Others remain relatively sanguine. In a recent research article, online unit trust distributor Fundsupermart.com wrote: "Many Asian companies may see their revenues go down due to the dip in tourism and local spending. But we believe this is temporary. Once the spread of the virus is effectively controlled, the tourism industry and local spending will recover…Investors should thus consider buying equity funds now because, very often, the best time to invest is when everybody is afraid to do so."

Mark Mobius, Franklin Templeton's emerging markets guru, seems to think so too. "There is pretty much a panic situation here in Hong Kong," MSN Money quoted him as saying. "I think it provides an opportunity."

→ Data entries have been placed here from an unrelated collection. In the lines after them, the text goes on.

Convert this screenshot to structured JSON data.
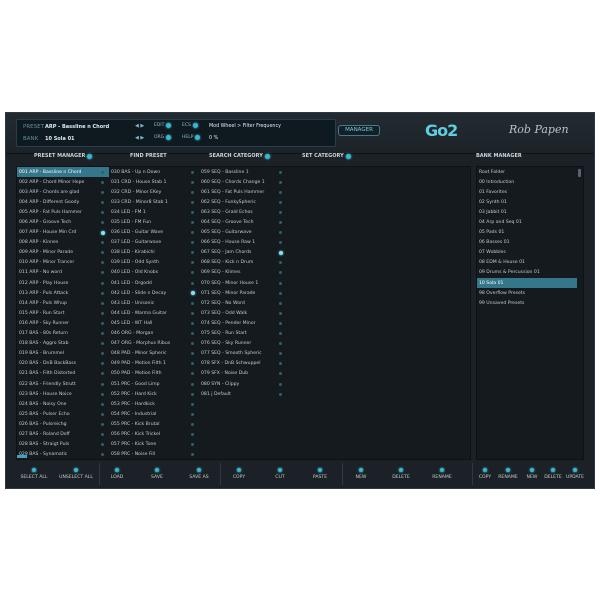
{
  "header": {
    "preset_label": "PRESET",
    "preset_value": "ARP - Bassline n Chord",
    "bank_label": "BANK",
    "bank_value": "10 Sola 01",
    "edit": "EDIT",
    "org": "ORG",
    "ecs": "ECS",
    "help": "HELP",
    "mod_info": "Mod Wheel > Filter Frequency",
    "percent": "0 %",
    "manager_button": "MANAGER",
    "logo": "Go2",
    "signature": "Rob Papen"
  },
  "columns": {
    "preset_manager": "PRESET MANAGER",
    "find_preset": "FIND PRESET",
    "search_category": "SEARCH CATEGORY",
    "set_category": "SET CATEGORY",
    "bank_manager": "BANK MANAGER"
  },
  "presets_col1": [
    "001 ARP - Bassline n Chord",
    "002 ARP - Chord Minor Hope",
    "003 ARP - Chords are glad",
    "004 ARP - Different Goody",
    "005 ARP - Fat Puls Hammer",
    "006 ARP - Groove Tech",
    "007 ARP - House Min Crd",
    "008 ARP - Kinnes",
    "009 ARP - Minor Parade",
    "010 ARP - Minor Trancer",
    "011 ARP - No word",
    "012 ARP - Play House",
    "013 ARP - Puls Attack",
    "014 ARP - Puls Whup",
    "015 ARP - Run Start",
    "016 ARP - Sky Runner",
    "017 BAS - 80s Return",
    "018 BAS - Aggro Stab",
    "019 BAS - Brummel",
    "020 BAS - DnB BackBass",
    "021 BAS - Filth Distorted",
    "022 BAS - Friendly Strutt",
    "023 BAS - House Noice",
    "024 BAS - Noisy One",
    "025 BAS - Pulser Echo",
    "026 BAS - Pulsreichg",
    "027 BAS - Roland Doff",
    "028 BAS - Straigt Puls",
    "029 BAS - Synamatic"
  ],
  "presets_col2": [
    "030 BAS - Up n Down",
    "031 CRD - House Stab 1",
    "032 CRD - Minor EKey",
    "033 CRD - Minor8 Stab 1",
    "034 LED - FM 1",
    "035 LED - FM Fun",
    "036 LED - Guitar Wave",
    "037 LED - Guitarwave",
    "038 LED - Kirabichi",
    "039 LED - Odd Synth",
    "040 LED - Old Knobs",
    "041 LED - Orgodd",
    "042 LED - Slide n Decay",
    "043 LED - Unisonic",
    "044 LED - Warma Guitar",
    "045 LED - WT Hall",
    "046 ORG - Morgan",
    "047 ORG - Morphus Ribus",
    "048 PAD - Minor Spheric",
    "049 PAD - Motion Filth 1",
    "050 PAD - Motion Filth",
    "051 PRC - Good Limp",
    "052 PRC - Hard Kick",
    "053 PRC - Hardkick",
    "054 PRC - Industrial",
    "055 PRC - Kick Brutal",
    "056 PRC - Kick Trickel",
    "057 PRC - Kick Tone",
    "058 PRC - Noise Fill"
  ],
  "presets_col3": [
    "059 SEQ - Bassline 1",
    "060 SEQ - Chords Change 1",
    "061 SEQ - Fat Puls Hammer",
    "062 SEQ - FunkySpheric",
    "063 SEQ - Grald Echos",
    "064 SEQ - Groove Tech",
    "065 SEQ - Guitarwave",
    "066 SEQ - House Raw 1",
    "067 SEQ - Jam Chords",
    "068 SEQ - Kick n Drum",
    "069 SEQ - Klimes",
    "070 SEQ - Minor House 1",
    "071 SEQ - Minor Parade",
    "072 SEQ - No Word",
    "073 SEQ - Odd Walk",
    "074 SEQ - Pender Minor",
    "075 SEQ - Run Start",
    "076 SEQ - Sky Runner",
    "077 SEQ - Smooth Spheric",
    "078 SFX - DnB Schwuppel",
    "079 SFX - Noise Dub",
    "080 SYN - Clippy",
    "081 j Default"
  ],
  "banks": [
    "Root Folder",
    "00 Introduction",
    "01 Favorites",
    "02 Synth 01",
    "03 Jabbit 01",
    "04 Arp and Seq 01",
    "05 Pads 01",
    "06 Basses 01",
    "07 Wobbles",
    "08 EDM & House 01",
    "09 Drums & Percussion 01",
    "10 Sola 01",
    "98 Overflow Presets",
    "99 Unsaved Presets"
  ],
  "footer": {
    "select_all": "SELECT ALL",
    "unselect_all": "UNSELECT ALL",
    "load": "LOAD",
    "save": "SAVE",
    "save_as": "SAVE AS",
    "copy": "COPY",
    "cut": "CUT",
    "paste": "PASTE",
    "new": "NEW",
    "delete": "DELETE",
    "rename": "RENAME",
    "bank_copy": "COPY",
    "bank_rename": "RENAME",
    "bank_new": "NEW",
    "bank_delete": "DELETE",
    "bank_update": "UPDATE"
  },
  "state": {
    "selected_preset_index": 0,
    "selected_bank_index": 11,
    "category_markers_col1": [
      6
    ],
    "category_markers_col2": [
      12
    ],
    "category_markers_col3": [
      8
    ]
  },
  "colors": {
    "accent": "#35b8d4",
    "selection": "#35778a",
    "background": "#1b2126"
  }
}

The key is how long it takes to control the disease. The longer it takes, the greater the damage to the economy. A vaccine, which would be the most effective way of controlling the disease, is at least many months and tests away. Investors should not put too much hope in it. More realistic is a diagnostic kit, which would help health officials to identify victims quickly and isolate them while allowing other patients to be treated normally, thus minimising the impact to the population at large. With the genetic code of the virus already broken by researchers, a diagnostic kit could be made available within the next few weeks.

However, controlling a disease merely by isolating affected patients will take time. The risk of not identifying and isolating victims before they infect others will always be substantial. Those hoping to see things return to normal in Asia should be prepared to wait for quite a while more.